Beyond the hot flashes and sleepless nights, for some women menopause threatens the end of sexual satisfaction.  It is true that once the ovaries stop producing estrogen a woman’s sexual and reproductive anatomy goes through some pretty big changes.  And while menopausal symptoms vary from woman to woman, most will experience some degree of vaginal dryness, decreased desire, difficulty achieving orgasm, dulled orgasmic sensations, and possibly even vaginal atrophy.  Luckily you don’t have to suffer or just give up on sex.  There is no one magic bullet that will “fix” your post-menopausal sex life, however, there are several different ways in which to tackle the problem and an integrated approach may be the most prudent one.  I recommend you consider all of your options and choose the best combination for you.

While traditional hormone replacement therapy has fallen out of vogue, due to an increased risk of breast cancer, there are other hormonal treatments available.  Some women, in consultation with their doctor, use a vaginal ring that releases a small amount of estrogen directly into the vaginal tissues.  Similarly, other women may choose to use a cream that contains either estrogen or testosterone.  These products help with lubrication, sensation, desire and the overall health of the vagina.  There are also various herbs that can be used in consultation with an herbalist or doctor of traditional Chinese medicine.  As with all medications, these treatments may not be safe for all women, especially those with a history of hormone-dependent cancer.  But fear not my survivor sisters, there is research underway to determine the safety of some hormonal treatments for us so this story is to be continued.

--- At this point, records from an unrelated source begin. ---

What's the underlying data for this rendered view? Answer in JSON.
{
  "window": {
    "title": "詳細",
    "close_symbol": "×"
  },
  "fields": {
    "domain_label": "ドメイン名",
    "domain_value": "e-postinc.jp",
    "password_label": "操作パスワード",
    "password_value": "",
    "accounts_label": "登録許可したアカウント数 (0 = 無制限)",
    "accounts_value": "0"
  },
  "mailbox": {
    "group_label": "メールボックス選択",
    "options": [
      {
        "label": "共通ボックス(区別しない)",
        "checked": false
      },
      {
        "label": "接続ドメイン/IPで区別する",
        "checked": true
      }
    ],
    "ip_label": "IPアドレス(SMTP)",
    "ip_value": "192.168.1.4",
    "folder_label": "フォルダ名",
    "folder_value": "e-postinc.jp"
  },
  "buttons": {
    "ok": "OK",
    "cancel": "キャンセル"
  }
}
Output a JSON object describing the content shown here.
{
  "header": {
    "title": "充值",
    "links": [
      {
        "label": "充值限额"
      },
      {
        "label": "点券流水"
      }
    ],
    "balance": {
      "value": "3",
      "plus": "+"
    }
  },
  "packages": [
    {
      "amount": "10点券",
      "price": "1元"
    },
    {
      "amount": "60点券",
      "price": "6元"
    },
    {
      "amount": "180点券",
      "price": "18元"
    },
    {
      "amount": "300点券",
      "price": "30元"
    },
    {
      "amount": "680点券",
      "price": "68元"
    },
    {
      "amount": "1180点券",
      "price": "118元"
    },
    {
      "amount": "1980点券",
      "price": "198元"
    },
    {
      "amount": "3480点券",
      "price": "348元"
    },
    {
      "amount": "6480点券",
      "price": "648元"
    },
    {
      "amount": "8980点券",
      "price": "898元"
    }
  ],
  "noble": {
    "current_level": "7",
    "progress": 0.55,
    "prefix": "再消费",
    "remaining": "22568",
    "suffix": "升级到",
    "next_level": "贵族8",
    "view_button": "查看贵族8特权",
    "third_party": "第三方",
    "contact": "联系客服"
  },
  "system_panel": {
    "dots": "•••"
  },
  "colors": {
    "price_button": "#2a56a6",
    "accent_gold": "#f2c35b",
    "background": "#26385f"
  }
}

Of course, we don’t have to rely soley on drugs and doctors to maintain our sex lives.  Remember sex is a “use it or lose it” type activity.  The more sexual you are on a regular basis, solo or with a partner, the healthier and more repsonsive your body will be.  Try Kegel exercises to encourage blood flow to the genitals and increase sensation.  Regular vibrator use will also help with blood flow to the clitoris.  If you’re feeling dry, use a good lube (avoid oil based lubes if you are using condoms).  I recommend getting a sampler pack from someplace like Good Vibrations so you can try different brands and find the one you like the best.  You can increase your desire for sex by reading erotica or watching porn.

Just remember, you deserve sexual pleasure, so don’t give it up without a fight!